Nous maintenons également notre allocation sur les valeurs de télécommunications, françaises principalement. Là encore, le secteur a manqué le virage de la consolidation en 2016, mais ce n’est que partie remise. La consolidation du secteur est, là aussi, structurellement nécessaire. Proposer une offre convergente aux clients, réduire la concurrence donc la pression structurelle sur les prix et les marges pour stimuler l’investissement indispensable à ce stade du cycle, sont autant d’éléments qui soutiennent les opérations de Fusions & Acquisitions dans ce secteur.

Enfin, le secteur de la santé reste un secteur intéressant en matière de consolidation. Les opérations de fusions et acquisitions sont structurellement nécessaires dans un environnement de croissance modérée et de concurrence exacerbée. Nous avons bénéficié d’un léger effet de rattrapage en 2017 (offre de J&J sur Actelion notamment) et nous pensons pouvoir continuer à en bénéficier au cours de l’année 2018.

Nous restons investis à hauteur de 35% sur les opérations de restructurations économiques. Cette dynamique reste autant d’actualité que le retour des opérations de fusions et acquisitions impose aux managements de sociétés inefficientes de réorganiser leurs activités et de mettre en place de vastes programmes de restructuration économique, afin d’éviter de faire partie des longues listes de valeurs cibles.

Enfin, dans un environnement économique qui s’améliore, le retour en grâce des valeurs dites « value » soutiendrait de fait la dynamique des restructurations économiques dont, les valeurs offrent, très souvent, un profil « value ».

Depuis le début de l’année, ce profil de portefeuille nous a d’ailleurs permis de surperformer notre indice de référence, le MSCI Europe 15 NR de 1.58% avec une performance nette absolue à fin septembre de 11.14%.

LE CONTEXTE EST-IL ENCORE PORTEUR ?

Plus que jamais, l’environnement favorise la reprise du mouvement de fusions et acquisitions. Le cycle des fusions-acquisitions est loin d’être terminé.

Outre les éléments habituels que nous avions déjà mis en avant en mars dernier (conditions de financement encore favorables, trésoreries record à investir, faiblesse de l’inflation), la thématique bénéficie de nouveaux facteurs de soutien.

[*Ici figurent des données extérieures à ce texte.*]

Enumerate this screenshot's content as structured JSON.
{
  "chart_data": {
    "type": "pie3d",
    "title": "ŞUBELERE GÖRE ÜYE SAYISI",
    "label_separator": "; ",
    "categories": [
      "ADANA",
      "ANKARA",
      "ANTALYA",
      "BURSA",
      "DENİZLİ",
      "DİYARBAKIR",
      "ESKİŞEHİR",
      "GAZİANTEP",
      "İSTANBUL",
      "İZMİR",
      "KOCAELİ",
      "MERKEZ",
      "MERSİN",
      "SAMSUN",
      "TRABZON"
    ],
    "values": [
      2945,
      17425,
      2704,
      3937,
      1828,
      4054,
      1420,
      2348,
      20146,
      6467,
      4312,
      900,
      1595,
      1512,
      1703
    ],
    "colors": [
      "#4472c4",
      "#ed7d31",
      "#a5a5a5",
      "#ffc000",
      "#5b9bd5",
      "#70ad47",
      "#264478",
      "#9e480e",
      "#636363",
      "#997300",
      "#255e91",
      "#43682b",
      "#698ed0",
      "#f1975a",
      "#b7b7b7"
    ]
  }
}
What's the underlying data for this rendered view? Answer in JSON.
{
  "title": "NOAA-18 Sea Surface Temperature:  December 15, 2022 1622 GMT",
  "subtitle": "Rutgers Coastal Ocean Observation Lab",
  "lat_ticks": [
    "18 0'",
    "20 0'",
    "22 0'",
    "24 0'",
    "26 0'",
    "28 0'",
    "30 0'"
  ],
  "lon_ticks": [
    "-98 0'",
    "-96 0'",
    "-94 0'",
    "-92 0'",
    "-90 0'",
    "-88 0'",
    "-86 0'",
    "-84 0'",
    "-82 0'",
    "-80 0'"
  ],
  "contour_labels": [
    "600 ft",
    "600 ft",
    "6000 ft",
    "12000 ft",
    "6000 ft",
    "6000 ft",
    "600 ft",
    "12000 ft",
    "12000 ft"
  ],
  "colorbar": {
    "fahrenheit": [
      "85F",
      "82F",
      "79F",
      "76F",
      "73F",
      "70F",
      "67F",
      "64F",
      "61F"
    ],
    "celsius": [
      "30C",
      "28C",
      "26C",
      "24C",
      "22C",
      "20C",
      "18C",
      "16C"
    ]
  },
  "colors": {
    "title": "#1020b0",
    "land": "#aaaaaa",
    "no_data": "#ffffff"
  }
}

Les incertitudes macroéconomiques restent l’un des meilleurs indicateurs avancés à long terme pour l’activité des fusions et acquisitions. Or, la robustesse des données macroéconomiques en Europe mais également aux Etats-Unis constitue un véritable soutien aux opérations de consolidation au niveau mondial. Les Etats-Unis, qui adoptent une politique plus protectionniste depuis l’élection de M. Trump, poussent les sociétés du continent nord-américain à rechercher de la croissance externe auprès de leur pairs européens. L’évolution potentielle de la fiscalité américaine pourrait également soutenir de façon significative les opérations financières à travers la probable réduction de la fiscalité sur les bénéfices des entreprises et sur leur trésorerie piégée à l‘internationale.

Par ailleurs, les investisseurs sont également rassurés par le résultat des élections en France et en Allemagne, et donc sur la viabilité de l’Europe. Ainsi, la réduction des incertitudes géopolitiques en Europe et le maintien d’un environnement de marché peu volatile sont autant d’éléments favorables au prolongement du cycle des fusions et acquisitions.

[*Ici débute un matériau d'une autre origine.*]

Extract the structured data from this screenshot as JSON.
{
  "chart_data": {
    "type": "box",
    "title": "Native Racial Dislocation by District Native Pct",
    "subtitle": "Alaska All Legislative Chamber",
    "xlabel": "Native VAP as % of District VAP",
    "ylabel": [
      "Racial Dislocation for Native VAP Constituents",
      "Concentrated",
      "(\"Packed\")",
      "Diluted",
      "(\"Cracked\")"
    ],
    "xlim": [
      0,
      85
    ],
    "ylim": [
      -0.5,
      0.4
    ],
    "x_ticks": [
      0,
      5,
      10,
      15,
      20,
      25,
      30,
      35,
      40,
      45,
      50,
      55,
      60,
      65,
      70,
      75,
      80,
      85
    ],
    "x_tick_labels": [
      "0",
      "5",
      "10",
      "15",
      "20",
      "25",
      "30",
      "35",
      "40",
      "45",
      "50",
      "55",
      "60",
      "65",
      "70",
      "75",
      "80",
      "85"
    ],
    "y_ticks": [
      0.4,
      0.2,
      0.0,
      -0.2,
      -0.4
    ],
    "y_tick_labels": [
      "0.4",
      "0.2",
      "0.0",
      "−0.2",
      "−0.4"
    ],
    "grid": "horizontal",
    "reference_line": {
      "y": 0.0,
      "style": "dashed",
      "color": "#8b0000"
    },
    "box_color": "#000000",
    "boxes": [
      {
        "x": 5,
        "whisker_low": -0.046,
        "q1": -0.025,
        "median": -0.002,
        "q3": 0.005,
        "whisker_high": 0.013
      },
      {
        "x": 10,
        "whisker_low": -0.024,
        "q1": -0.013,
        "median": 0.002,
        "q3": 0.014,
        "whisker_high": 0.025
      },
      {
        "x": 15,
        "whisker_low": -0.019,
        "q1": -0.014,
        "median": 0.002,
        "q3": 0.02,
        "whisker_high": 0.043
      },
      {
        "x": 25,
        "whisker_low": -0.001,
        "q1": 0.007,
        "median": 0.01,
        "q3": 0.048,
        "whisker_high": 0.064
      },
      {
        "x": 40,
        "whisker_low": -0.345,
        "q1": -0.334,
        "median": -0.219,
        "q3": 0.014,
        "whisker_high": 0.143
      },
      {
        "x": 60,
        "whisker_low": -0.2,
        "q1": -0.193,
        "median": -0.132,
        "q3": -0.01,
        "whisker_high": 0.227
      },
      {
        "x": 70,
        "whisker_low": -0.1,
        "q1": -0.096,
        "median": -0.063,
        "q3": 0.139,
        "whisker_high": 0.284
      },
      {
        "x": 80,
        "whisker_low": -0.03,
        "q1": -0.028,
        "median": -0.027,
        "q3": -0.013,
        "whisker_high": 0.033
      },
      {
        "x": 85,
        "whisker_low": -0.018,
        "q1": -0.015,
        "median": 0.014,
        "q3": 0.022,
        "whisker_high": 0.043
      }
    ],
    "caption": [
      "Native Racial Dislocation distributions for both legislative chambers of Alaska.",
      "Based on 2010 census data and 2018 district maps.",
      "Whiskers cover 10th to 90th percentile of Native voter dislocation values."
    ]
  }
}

Par ailleurs, nous restons convaincus que l’environnement de croissance durablement modérée est un puissant moteur de soutien aux opérations de restructuration, aussi bien économiques que financières.

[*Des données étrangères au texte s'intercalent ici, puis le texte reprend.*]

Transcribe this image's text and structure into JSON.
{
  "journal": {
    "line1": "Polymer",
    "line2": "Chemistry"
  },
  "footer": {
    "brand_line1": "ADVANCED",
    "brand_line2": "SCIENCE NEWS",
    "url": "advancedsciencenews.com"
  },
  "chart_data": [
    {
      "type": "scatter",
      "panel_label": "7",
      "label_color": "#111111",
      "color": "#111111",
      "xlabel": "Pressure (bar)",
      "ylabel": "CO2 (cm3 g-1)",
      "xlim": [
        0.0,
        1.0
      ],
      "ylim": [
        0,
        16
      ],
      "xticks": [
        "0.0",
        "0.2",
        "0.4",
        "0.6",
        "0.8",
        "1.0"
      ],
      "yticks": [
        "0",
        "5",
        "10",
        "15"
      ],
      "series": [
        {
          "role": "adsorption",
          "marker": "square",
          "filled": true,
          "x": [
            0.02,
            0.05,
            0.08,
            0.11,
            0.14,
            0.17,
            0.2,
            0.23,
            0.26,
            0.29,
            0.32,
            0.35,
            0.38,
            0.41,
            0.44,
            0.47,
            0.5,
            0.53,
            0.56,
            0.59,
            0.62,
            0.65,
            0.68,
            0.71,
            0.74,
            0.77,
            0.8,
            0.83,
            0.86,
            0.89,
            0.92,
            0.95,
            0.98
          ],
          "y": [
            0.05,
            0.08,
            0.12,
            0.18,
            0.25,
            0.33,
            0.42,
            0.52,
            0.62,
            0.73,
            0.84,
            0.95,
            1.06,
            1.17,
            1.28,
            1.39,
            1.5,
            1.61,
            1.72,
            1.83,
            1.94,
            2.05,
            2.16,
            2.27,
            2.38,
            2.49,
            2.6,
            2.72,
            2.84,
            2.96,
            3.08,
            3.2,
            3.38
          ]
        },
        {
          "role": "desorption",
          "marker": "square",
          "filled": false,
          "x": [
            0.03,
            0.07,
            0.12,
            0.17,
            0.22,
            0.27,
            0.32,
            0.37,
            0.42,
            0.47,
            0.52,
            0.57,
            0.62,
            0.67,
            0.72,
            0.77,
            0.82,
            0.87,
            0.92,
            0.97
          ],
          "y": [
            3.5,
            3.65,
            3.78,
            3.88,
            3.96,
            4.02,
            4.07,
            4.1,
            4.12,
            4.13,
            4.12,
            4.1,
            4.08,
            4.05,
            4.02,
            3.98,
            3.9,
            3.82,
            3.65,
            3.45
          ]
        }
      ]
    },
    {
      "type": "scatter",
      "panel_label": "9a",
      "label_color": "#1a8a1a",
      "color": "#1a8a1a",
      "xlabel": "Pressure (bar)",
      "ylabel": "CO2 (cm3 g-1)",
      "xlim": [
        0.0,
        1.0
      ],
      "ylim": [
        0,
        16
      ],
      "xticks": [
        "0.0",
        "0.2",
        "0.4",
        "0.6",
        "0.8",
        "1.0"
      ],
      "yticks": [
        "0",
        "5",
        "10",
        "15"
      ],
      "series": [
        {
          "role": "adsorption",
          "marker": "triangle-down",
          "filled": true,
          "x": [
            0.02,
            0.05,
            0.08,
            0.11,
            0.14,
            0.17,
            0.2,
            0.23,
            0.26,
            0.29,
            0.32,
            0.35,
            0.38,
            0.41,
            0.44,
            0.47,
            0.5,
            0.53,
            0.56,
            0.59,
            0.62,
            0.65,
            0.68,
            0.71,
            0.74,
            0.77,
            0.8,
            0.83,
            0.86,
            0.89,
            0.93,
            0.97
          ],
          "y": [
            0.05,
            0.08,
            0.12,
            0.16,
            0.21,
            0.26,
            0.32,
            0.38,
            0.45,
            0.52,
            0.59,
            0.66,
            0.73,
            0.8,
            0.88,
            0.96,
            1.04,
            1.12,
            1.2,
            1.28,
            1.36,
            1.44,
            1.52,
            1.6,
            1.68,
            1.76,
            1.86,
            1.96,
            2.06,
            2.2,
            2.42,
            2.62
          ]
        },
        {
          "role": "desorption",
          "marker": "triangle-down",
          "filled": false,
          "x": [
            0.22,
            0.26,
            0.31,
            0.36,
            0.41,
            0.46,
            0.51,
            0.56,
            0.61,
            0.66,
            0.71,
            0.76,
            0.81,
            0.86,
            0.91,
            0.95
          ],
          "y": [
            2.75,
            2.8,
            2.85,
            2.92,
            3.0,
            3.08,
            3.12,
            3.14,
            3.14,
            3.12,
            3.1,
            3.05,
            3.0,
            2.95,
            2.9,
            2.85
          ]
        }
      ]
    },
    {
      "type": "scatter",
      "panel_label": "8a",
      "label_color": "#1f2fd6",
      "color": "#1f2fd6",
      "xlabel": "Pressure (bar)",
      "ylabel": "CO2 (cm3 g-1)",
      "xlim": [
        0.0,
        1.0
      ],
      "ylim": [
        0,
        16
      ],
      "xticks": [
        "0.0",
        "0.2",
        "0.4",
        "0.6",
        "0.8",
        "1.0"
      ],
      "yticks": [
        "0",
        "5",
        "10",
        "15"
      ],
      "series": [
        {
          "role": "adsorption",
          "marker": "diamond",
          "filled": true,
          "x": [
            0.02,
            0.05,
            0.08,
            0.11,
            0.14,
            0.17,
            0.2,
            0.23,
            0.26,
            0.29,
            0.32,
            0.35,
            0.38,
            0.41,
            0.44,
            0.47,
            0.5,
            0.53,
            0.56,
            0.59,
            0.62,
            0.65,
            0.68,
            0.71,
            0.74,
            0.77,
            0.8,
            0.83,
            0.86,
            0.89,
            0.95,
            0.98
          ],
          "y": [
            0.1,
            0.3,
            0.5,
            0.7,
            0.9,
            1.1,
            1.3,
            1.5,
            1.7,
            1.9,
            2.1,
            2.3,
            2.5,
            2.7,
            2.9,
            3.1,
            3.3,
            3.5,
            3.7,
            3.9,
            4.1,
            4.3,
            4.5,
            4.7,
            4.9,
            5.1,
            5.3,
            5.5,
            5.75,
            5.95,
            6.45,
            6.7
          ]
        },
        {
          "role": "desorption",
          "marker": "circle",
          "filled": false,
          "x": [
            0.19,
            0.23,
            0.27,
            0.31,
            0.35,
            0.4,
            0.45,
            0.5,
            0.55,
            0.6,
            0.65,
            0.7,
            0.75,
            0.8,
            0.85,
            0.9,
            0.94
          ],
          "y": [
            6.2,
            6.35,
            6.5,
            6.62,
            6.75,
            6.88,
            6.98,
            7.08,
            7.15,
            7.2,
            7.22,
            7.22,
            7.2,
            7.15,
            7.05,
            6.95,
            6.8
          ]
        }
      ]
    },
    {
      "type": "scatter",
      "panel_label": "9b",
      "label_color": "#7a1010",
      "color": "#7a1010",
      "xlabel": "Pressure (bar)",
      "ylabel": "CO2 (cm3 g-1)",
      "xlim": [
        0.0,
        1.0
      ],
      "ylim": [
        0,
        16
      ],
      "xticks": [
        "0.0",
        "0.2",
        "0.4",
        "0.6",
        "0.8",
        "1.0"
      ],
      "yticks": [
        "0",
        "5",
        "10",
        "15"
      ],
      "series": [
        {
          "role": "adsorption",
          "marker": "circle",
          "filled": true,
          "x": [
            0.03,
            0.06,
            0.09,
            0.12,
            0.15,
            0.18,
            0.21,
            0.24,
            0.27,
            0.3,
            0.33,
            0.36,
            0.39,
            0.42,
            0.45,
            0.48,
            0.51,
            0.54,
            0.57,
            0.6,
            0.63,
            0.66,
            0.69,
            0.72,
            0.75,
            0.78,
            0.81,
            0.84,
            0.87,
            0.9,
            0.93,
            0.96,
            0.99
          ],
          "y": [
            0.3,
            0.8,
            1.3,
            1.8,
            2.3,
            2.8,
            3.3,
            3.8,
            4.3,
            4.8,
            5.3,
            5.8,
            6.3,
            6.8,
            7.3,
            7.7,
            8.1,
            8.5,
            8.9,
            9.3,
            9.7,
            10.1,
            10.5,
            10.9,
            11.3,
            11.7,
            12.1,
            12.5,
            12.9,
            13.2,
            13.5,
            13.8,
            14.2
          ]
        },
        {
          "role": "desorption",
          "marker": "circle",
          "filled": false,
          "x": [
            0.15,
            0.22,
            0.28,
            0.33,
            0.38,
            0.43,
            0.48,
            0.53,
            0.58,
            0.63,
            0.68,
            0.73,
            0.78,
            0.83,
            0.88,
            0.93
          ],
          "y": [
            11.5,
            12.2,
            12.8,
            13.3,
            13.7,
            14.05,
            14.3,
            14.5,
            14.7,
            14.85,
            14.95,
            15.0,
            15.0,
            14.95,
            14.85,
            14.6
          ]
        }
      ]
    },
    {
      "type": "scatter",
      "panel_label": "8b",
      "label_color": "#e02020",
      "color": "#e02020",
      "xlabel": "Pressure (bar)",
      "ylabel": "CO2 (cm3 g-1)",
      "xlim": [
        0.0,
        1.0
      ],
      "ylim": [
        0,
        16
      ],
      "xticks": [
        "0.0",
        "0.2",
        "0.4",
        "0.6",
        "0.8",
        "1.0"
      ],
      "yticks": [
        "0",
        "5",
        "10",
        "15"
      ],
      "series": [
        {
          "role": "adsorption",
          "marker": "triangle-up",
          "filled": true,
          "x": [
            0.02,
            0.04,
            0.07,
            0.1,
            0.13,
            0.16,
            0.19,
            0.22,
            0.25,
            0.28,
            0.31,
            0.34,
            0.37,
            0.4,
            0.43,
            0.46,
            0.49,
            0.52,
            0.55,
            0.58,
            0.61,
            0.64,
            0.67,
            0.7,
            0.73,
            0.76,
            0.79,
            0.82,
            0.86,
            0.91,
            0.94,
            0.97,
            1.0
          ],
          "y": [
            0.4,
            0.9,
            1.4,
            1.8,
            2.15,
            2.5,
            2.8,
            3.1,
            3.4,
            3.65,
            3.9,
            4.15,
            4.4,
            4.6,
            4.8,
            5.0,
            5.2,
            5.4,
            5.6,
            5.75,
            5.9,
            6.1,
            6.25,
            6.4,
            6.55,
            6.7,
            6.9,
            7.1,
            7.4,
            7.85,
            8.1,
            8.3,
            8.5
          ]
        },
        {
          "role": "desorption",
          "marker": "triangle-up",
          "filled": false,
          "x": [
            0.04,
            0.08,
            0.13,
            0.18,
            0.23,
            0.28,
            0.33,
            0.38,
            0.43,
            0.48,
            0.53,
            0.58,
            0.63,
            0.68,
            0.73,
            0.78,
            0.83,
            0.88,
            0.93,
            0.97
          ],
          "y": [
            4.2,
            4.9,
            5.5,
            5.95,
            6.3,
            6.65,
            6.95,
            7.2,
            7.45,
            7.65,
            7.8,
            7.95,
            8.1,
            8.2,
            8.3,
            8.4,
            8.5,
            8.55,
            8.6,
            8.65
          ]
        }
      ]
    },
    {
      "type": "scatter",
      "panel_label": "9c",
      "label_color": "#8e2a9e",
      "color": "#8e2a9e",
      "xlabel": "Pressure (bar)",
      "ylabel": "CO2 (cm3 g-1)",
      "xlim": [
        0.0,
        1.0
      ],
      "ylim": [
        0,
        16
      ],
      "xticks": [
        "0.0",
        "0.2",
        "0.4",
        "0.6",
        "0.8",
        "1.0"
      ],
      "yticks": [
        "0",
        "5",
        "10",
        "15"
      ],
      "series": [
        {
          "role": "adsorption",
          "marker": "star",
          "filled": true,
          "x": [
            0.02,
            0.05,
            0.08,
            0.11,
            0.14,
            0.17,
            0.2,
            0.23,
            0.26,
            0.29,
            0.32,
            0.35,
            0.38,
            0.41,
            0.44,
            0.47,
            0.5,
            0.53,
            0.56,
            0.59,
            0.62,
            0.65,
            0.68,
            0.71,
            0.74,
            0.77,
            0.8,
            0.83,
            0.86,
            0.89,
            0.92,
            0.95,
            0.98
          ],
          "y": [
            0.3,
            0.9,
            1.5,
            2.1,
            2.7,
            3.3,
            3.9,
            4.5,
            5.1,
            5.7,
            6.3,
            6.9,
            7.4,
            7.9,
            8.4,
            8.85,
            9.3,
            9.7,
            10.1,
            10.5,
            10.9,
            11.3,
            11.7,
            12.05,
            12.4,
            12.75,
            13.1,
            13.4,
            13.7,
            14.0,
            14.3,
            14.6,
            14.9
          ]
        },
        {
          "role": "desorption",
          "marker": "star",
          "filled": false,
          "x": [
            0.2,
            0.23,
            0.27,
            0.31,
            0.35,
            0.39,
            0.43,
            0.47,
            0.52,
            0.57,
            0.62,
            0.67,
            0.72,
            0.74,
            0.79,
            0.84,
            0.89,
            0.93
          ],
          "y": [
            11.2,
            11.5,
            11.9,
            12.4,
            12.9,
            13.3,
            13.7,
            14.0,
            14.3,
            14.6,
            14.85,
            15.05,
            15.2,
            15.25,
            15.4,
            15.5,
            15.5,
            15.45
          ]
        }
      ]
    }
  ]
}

La recherche de croissance passe soit par la recherche de croissance de chiffre d’affaires (croissance externe donc fusions et acquisitions) soit par la recherche de croissance des bénéfices (restructurations économiques). Au-delà, les sociétés prédatrices bénéficient également d’un impact relutif sur leurs bénéfices grâce aux synergies des opérations de fusions & acquisitions qu’elles ont menées.